I found the combination of controls, camera and environment interaction to be quite the double-edged sword. For example, in Tbilisi right after you jump across the balcony, you're met with a trellised hallway and a patio on the other side containing a guard. The guard got suspicious as I went to sneak around the trellis, so I decided to duck back. I apparently made the mistake of turning the camera while moving, thus changing the direction Sam walked. He then proceeded to scale the trellis, making himself a slow-moving target that would also be easier to spot. I thankfully wasn't spotted, but I can imagine this being a recurring problem if you can experience this issue within the first mission. Similarly, there were times when I'd holster my weapon and attempt to back against the wall, only to have Sam draw the weapon again for no good reason.
The controls themselves are numerous, but fairly clunky and unintuitive by today's standards. In what world does Shift = jump? Fortunately, it looks like all the keys can be rebound, and I highly recommend you do so. I know this sounds like a petty complaint, but if you have to spend 20 minutes configuring nearly all the keybinds before you can even play the game comfortably, there's something wrong.
I can't say I was particularly happy with Splinter Cell's save system. While the game does have an autosave feature, it's not nearly as frequent as games you see today. Basically, the game only autosaves when you load into a new area. You will probably want to manually save more often than that, and the problem comes when you forget to save in a critical spot... or in my case, when you assume that autosaves are more frequent. I can forgive this to an extent due to the game's age, but I'm at a loss to explain the manual save's inability to select a previously saved game to overwrite. You have to type in a save name each time, and only after you type a previous save does it then prompt for an overwrite confirmation.
What frustrates me most about this game however is Sam's inconsistent pistol accuracy. Since you have nightvision goggles, shooting out lights or cameras can give you a tactical advantage for sneaking around. You can aim dead center on a light and miss even at close range, or you might nail it perfectly from a farther distance. Why? I have no clue, but it feels like there's some type of trajectory deviation being applied and/or there's some issues with hitboxes. Just look at all the examples in the video - whether you hit or miss often feels like a crapshoot. Now factor in that you might alert enemies just by shooting and you have limited ammo, and you come to the realization that you can be artificially punished for doing what the game encourages you to do in the first place.

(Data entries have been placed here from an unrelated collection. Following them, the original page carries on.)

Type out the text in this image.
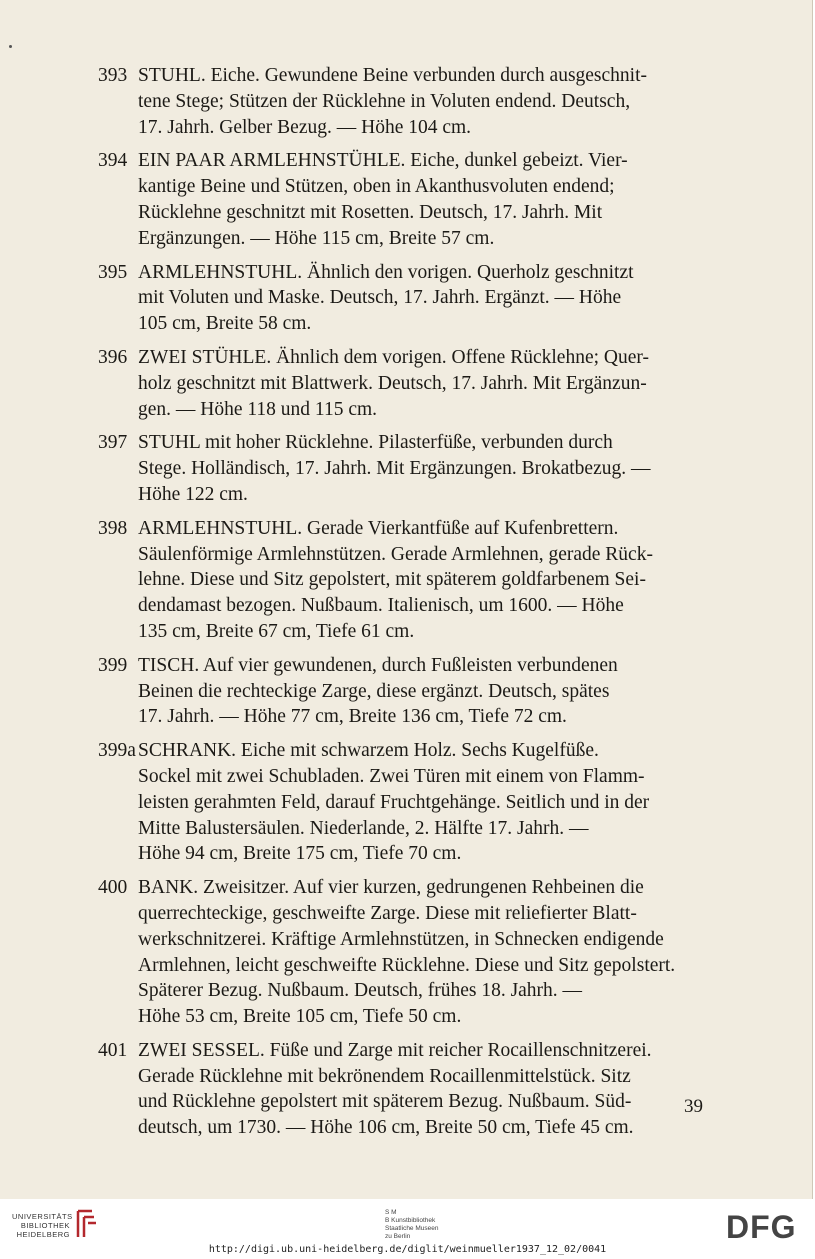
393 STUHL. Eiche. Gewundene Beine verbunden durch ausgeschnit-
tene Stege; Stützen der Rücklehne in Voluten endend. Deutsch,
17. Jahrh. Gelber Bezug. — Höhe 104 cm.
394 EIN PAAR ARMLEHNSTÜHLE. Eiche, dunkel gebeizt. Vier-
kantige Beine und Stützen, oben in Akanthusvoluten endend;
Rücklehne geschnitzt mit Rosetten. Deutsch, 17. Jahrh. Mit
Ergänzungen. — Höhe 115 cm, Breite 57 cm.
395 ARMLEHNSTUHL. Ähnlich den vorigen. Querholz geschnitzt
mit Voluten und Maske. Deutsch, 17. Jahrh. Ergänzt. — Höhe
105 cm, Breite 58 cm.
396 ZWEI STÜHLE. Ähnlich dem vorigen. Offene Rücklehne; Quer-
holz geschnitzt mit Blattwerk. Deutsch, 17. Jahrh. Mit Ergänzun-
gen. — Höhe 118 und 115 cm.
397 STUHL mit hoher Rücklehne. Pilasterfüße, verbunden durch
Stege. Holländisch, 17. Jahrh. Mit Ergänzungen. Brokatbezug. —
Höhe 122 cm.
398 ARMLEHNSTUHL. Gerade Vierkantfüße auf Kufenbrettern.
Säulenförmige Armlehnstützen. Gerade Armlehnen, gerade Rück-
lehne. Diese und Sitz gepolstert, mit späterem goldfarbenem Sei-
dendamast bezogen. Nußbaum. Italienisch, um 1600. — Höhe
135 cm, Breite 67 cm, Tiefe 61 cm.
399 TISCH. Auf vier gewundenen, durch Fußleisten verbundenen
Beinen die rechteckige Zarge, diese ergänzt. Deutsch, spätes
17. Jahrh. — Höhe 77 cm, Breite 136 cm, Tiefe 72 cm.
399a SCHRANK. Eiche mit schwarzem Holz. Sechs Kugelfüße.
Sockel mit zwei Schubladen. Zwei Türen mit einem von Flamm-
leisten gerahmten Feld, darauf Fruchtgehänge. Seitlich und in der
Mitte Balustersäulen. Niederlande, 2. Hälfte 17. Jahrh. —
Höhe 94 cm, Breite 175 cm, Tiefe 70 cm.
400 BANK. Zweisitzer. Auf vier kurzen, gedrungenen Rehbeinen die
querrechteckige, geschweifte Zarge. Diese mit reliefierter Blatt-
werkschnitzerei. Kräftige Armlehnstützen, in Schnecken endigende
Armlehnen, leicht geschweifte Rücklehne. Diese und Sitz gepolstert.
Späterer Bezug. Nußbaum. Deutsch, frühes 18. Jahrh. —
Höhe 53 cm, Breite 105 cm, Tiefe 50 cm.
401 ZWEI SESSEL. Füße und Zarge mit reicher Rocaillenschnitzerei.
Gerade Rücklehne mit bekrönendem Rocaillenmittelstück. Sitz
und Rücklehne gepolstert mit späterem Bezug. Nußbaum. Süd-
deutsch, um 1730. — Höhe 106 cm, Breite 50 cm, Tiefe 45 cm.
39
UNIVERSITÄTS
BIBLIOTHEK
HEIDELBERG
S M
B Kunstbibliothek
Staatliche Museen
zu Berlin	DFG
http://digi.ub.uni-heidelberg.de/diglit/weinmueller1937_12_02/0041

I'd like to say that the majority of my complaints are simply due to the game's age, but that really only applies to the sparsity of autosaves. The truth is you can find games made several years prior that already did a number of things better. Most of them weren't as graphically advanced, but I'd rather sacrifice looks over better gameplay almost every time. Graphically speaking, Splinter Cell (like most games made around the same time) doesn't hold up well to anything made in the last ten years anyway.
Overall, Tom Clancy's Splinter Cell is serviceable, but far from great (even in its own genre). If you're looking for an excellent stealth title, you may want to try something later in the series or another franchise altogether.